On the fifth and last day of the crossing and ninety miles from Barbados I began seeing birds again. A Leach’s Storm-Petrel was nighthawking low over the waves. Closer to Bridgetown I found a Brown Noddy and a few Parasitic and Pomarine Jaegers. These last two species eat lemmings in their far-north, top-of-the-world breeding grounds, but once on migration they turn to kleptoparasitism as they aggressively chase gulls and terns until they regurgitate their food for the jaegers to steal. At the time of my sightings, ornithologists had not yet worked out their migration routes. The seabird texts at that time made no mention of their being in the Lesser Antilles in November.

We were now in the Caribbean Sea which is part of the Atlantic Ocean, occupying roughly the watery space to the south and west of the Greater and Lesser Antilles (together once called the West Indies). We disembarked in Bridgetown, Barbados’ capital, and hired a taxi to take us straight away to Graeme Hall Swamp, the site of the first North American record of Grey Heron.

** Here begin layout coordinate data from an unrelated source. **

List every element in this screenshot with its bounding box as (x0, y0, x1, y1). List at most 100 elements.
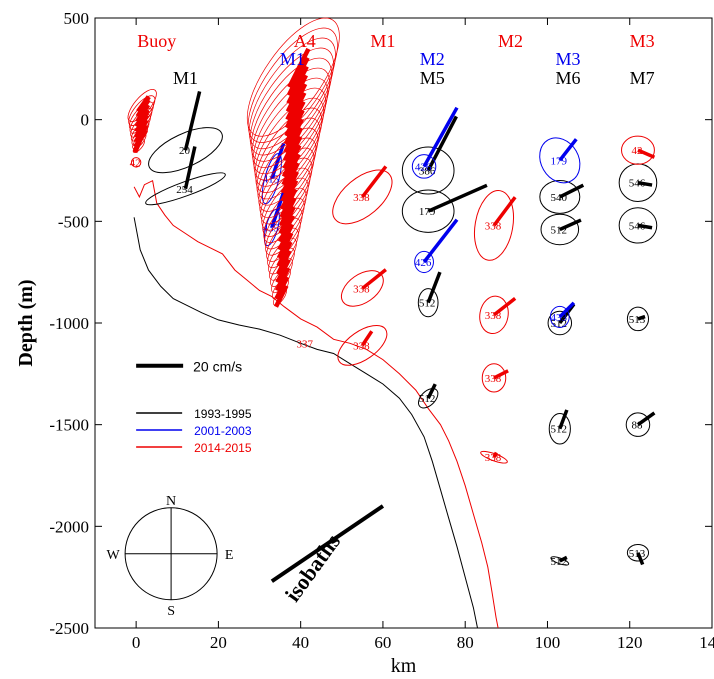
variance-ellipse (479, 295, 509, 335)
a4-stick (286, 65, 309, 105)
y-tick-label: 0 (81, 111, 90, 130)
a4-stick (274, 267, 291, 292)
a4-stick (283, 118, 304, 154)
a4-ellipse (246, 17, 340, 137)
buoy-ellipse (129, 107, 153, 134)
a4-ellipse (257, 127, 319, 206)
instrument-depth-label: 179 (419, 206, 436, 218)
a4-stick (281, 144, 302, 178)
mooring-label: Buoy (137, 31, 176, 51)
instrument-depth-label: 512 (419, 393, 436, 405)
mean-current-stick (636, 552, 645, 566)
a4-ellipse (258, 137, 317, 212)
mean-current-stick (558, 409, 569, 430)
instrument-depth-label: 42 (130, 157, 141, 169)
mean-current-stick (493, 369, 509, 380)
y-tick-label: -1500 (49, 416, 89, 435)
mooring-label: M7 (630, 68, 655, 88)
mean-current-stick (559, 218, 582, 232)
mean-current-stick (422, 106, 459, 168)
mean-current-stick (422, 218, 459, 264)
a4-ellipse (267, 227, 299, 269)
instrument-depth-label: 338 (353, 283, 370, 295)
y-tick-label: -500 (58, 212, 89, 231)
variance-ellipse (621, 135, 655, 165)
a4-stick (275, 249, 292, 276)
x-tick-label: 60 (374, 633, 391, 652)
instrument-depth-label: 338 (353, 340, 370, 352)
compass-north: N (166, 494, 176, 509)
buoy-ellipse (128, 101, 154, 130)
axes: 0 20 40 60 80 100 120 140 500 0 -500 -1000 -1500 -200… (15, 9, 714, 677)
instrument-depth-label: 88 (631, 420, 643, 432)
mean-current-stick (637, 223, 653, 230)
mean-current-stick (360, 165, 388, 199)
buoy-stick (136, 95, 151, 113)
a4-stick (285, 74, 308, 113)
y-tick-label: 500 (64, 9, 90, 28)
a4-stick (279, 179, 299, 211)
instrument-depth-label: 254 (176, 184, 193, 196)
mooring-label: M3 (556, 49, 581, 69)
a4-stick (273, 284, 289, 308)
variance-ellipse (417, 388, 439, 409)
bathymetry-profile-red (133, 179, 499, 629)
mooring-label: A4 (294, 31, 316, 51)
instrument-depth-label: 20 (179, 145, 191, 157)
a4-stick (275, 258, 291, 284)
mean-current-stick (492, 196, 517, 227)
variance-ellipse (481, 363, 507, 393)
y-tick-label: -1000 (49, 314, 89, 333)
a4-ellipse (254, 97, 325, 187)
a4-stick (283, 109, 305, 146)
mooring-label: M1 (173, 68, 198, 88)
mean-current-stick (427, 183, 488, 213)
legend-label: 2001-2003 (194, 424, 252, 438)
instrument-depth-label: 546 (629, 220, 646, 232)
a4-ellipse (268, 237, 297, 275)
x-tick-label: 100 (535, 633, 561, 652)
variance-ellipse (539, 179, 581, 214)
a4-stick (274, 276, 290, 300)
a4-ellipse (251, 67, 330, 168)
mean-current-stick (183, 91, 202, 151)
x-tick-label: 40 (292, 633, 309, 652)
a4-stick (287, 47, 311, 89)
instrument-depth-label: 338 (485, 373, 502, 385)
variance-ellipse (625, 412, 651, 437)
x-tick-label: 80 (457, 633, 474, 652)
legend-label: 2014-2015 (194, 441, 252, 455)
a4-stick (279, 188, 298, 219)
bathymetry-lines (133, 179, 499, 629)
instrument-depth-label: 426 (415, 161, 432, 173)
a4-ellipse (269, 247, 295, 281)
a4-stick (281, 153, 301, 186)
compass-west: W (106, 548, 120, 563)
variance-ellipse (626, 306, 650, 332)
instrument-depth-label: 433 (551, 312, 568, 324)
a4-stick (277, 223, 295, 251)
y-tick-label: -2500 (49, 619, 89, 638)
mooring-label: M5 (420, 68, 445, 88)
a4-ellipse (252, 77, 328, 175)
a4-ellipse (253, 87, 327, 181)
a4-ellipse (248, 37, 336, 150)
instrument-depth-label: 415 (263, 174, 280, 186)
a4-stick (284, 91, 307, 129)
mean-current-stick (559, 555, 568, 563)
a4-ellipse (256, 117, 321, 200)
variance-ellipse (473, 190, 514, 261)
a4-stick (286, 56, 310, 97)
variance-ellipse (547, 310, 573, 336)
variance-ellipse (332, 169, 393, 225)
mooring-label: M3 (630, 31, 655, 51)
plot-frame (94, 17, 713, 629)
a4-stick (282, 126, 304, 162)
scale-bar-label: 20 cm/s (193, 359, 242, 375)
mean-current-stick (637, 148, 656, 159)
mean-current-stick (426, 115, 458, 172)
instrument-depth-label: 179 (551, 155, 568, 167)
a4-ellipse (247, 27, 338, 143)
instrument-depth-label: 337 (297, 338, 314, 350)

To our dismay it was flooded following a week of torrential rains. We could not explore it. But we were not shut out. We found our first hummingbirds of the trip, strictly New World species, “Dr. Boo-boo,” aka the Green-throated Carib, and the Crested Antillean Hummingbird. A wintering Northern Waterthrush popped into view, bobbing his tail rapidly and walking slowly, confidently picking up bugs from the ground. Red-necked Pigeons and the Barbados race of the Yellow Warbler were nice finds. Cattle Egrets were abundant, and a Green Heron squawked its presence before it flew into view, maybe an Ohio visitor like us. On the way back to the ship a trio of Gray Kingbirds was seen on a wire. Back at the Bridgetown Harbor I noticed there were no gulls. I wondered who the jaegers were harassing in their place.

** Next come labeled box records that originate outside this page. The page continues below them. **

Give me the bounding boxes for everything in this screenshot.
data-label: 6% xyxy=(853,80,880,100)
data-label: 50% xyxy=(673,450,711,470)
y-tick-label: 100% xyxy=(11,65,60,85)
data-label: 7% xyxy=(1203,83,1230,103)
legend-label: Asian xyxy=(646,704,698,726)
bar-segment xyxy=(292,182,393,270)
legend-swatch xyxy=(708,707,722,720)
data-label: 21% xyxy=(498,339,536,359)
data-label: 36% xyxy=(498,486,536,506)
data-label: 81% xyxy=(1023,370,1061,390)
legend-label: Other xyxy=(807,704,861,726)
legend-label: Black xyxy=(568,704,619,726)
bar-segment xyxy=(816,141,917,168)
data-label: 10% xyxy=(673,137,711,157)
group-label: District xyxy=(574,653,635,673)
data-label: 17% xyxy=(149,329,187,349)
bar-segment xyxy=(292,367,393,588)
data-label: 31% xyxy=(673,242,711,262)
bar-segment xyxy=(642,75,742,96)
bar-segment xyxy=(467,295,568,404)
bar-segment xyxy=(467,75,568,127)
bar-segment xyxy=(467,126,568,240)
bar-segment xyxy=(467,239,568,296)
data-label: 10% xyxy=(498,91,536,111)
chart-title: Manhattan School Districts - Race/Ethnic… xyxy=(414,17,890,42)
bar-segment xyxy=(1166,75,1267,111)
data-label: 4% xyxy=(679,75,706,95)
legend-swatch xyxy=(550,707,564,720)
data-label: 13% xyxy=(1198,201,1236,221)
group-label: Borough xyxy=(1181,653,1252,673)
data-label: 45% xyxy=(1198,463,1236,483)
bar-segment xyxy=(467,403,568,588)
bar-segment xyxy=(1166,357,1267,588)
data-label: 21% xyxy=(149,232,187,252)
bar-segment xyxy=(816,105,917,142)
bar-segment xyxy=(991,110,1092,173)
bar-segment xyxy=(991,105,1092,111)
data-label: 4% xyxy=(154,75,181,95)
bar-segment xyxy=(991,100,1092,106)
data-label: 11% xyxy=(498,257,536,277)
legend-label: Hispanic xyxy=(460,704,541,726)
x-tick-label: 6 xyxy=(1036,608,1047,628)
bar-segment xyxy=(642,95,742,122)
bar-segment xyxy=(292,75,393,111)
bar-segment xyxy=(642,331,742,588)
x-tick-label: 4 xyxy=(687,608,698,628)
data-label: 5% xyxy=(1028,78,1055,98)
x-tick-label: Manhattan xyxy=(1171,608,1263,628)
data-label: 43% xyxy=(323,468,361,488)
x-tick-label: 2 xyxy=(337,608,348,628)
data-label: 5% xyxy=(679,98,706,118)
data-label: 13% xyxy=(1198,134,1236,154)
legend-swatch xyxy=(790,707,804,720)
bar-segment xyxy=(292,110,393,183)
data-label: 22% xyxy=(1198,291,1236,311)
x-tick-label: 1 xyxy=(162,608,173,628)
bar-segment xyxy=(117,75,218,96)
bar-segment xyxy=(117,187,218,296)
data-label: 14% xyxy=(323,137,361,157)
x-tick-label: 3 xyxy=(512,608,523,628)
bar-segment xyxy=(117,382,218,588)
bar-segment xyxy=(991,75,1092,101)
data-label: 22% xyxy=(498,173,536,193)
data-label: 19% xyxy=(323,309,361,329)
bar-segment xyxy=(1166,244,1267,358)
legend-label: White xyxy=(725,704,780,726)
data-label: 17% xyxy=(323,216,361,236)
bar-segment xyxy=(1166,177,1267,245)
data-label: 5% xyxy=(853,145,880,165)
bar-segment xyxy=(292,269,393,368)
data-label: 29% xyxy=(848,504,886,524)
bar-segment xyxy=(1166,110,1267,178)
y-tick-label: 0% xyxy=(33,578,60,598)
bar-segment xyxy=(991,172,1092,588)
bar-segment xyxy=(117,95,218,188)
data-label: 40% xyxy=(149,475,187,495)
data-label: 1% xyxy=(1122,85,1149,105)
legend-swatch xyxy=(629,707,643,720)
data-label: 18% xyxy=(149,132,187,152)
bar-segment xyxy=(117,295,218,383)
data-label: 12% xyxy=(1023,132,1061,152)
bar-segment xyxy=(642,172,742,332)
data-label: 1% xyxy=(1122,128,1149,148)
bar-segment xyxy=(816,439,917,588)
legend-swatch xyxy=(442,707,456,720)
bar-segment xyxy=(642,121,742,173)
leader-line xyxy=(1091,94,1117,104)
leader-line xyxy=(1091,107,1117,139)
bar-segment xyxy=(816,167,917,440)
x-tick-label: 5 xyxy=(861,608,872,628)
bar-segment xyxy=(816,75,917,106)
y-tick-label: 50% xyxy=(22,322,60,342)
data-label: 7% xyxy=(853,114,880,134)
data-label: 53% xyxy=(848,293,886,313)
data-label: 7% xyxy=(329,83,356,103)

The next morning we awoke with the island of Martinique in view. We saw more jaegers, six Parasitic and one Pomarine. There were several Royal Terns and a Herring Gull for the jaegers to mug. We hired a car for the morning and traveled up the mountainside. There were lots of hummers especially Purple-throated Caribs in the upper elevations. Carib Grackles were numerous. A good find was a Caribbean Martin at Presque Isle de Caravelle. An out of place Orangequit, a bird from Jamaica, was a real oddity. Perhaps it was an escaped cage bird. A Gray Kingbird was observed calling, “Peepeewee.” Our taxi driver somehow translated this to, “If it’s in your mouth you don’t own it until you swallow it in your stomach,” a bit of colloquial wisdom worth remembering. The Lesser Antillean Pewee, Scaly–breasted Thrasher and Streaked Saltator were all lifers.

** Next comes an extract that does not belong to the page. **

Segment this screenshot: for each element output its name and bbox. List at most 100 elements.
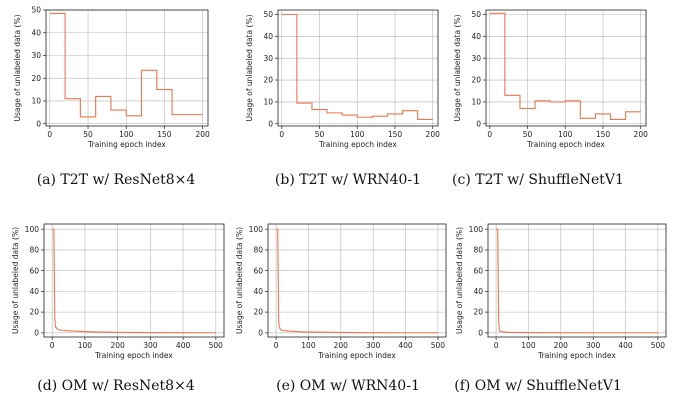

The final day of birding was in St. Thomas, American Virgin Islands. Seventy miles from Charlotte Amalie harbor I was seeing more jaegers, five parasitic, one pomarine and a lone Audubon’s Shearwater. We birded the morning and picked up a Pearly-eyed Thrasher, Antillean Mango and a single migrant Greater Yellowlegs. That afternoon we played the role of another cruise ship tourist and shopped for a few souvenirs in the town. I bought a small gold ingot on a chain when gold was for $35 an ounce and sold it years later when gold leaped to $1,700 per ounce. We arrived in Puerto Rico the next morning but had no time to bird because we had to hurriedly get to the airport to return home. One memorable scene was an elderly frail woman in dark glasses, bundled up in a wheelchair being whisked through the huge mass of disembarking people by a member of the ship’s crew. Susan recognized her. She was actually in her forties, had been at the disco every night partying to the wee hours of the morning. There was not a damn thing wrong with her. Her subterfuge worked, and she was out boarding a bus to the airport before anyone else.


Our final tally was: 18 cities, 12 ports, 12 countries; 133 total species, 84 lifers.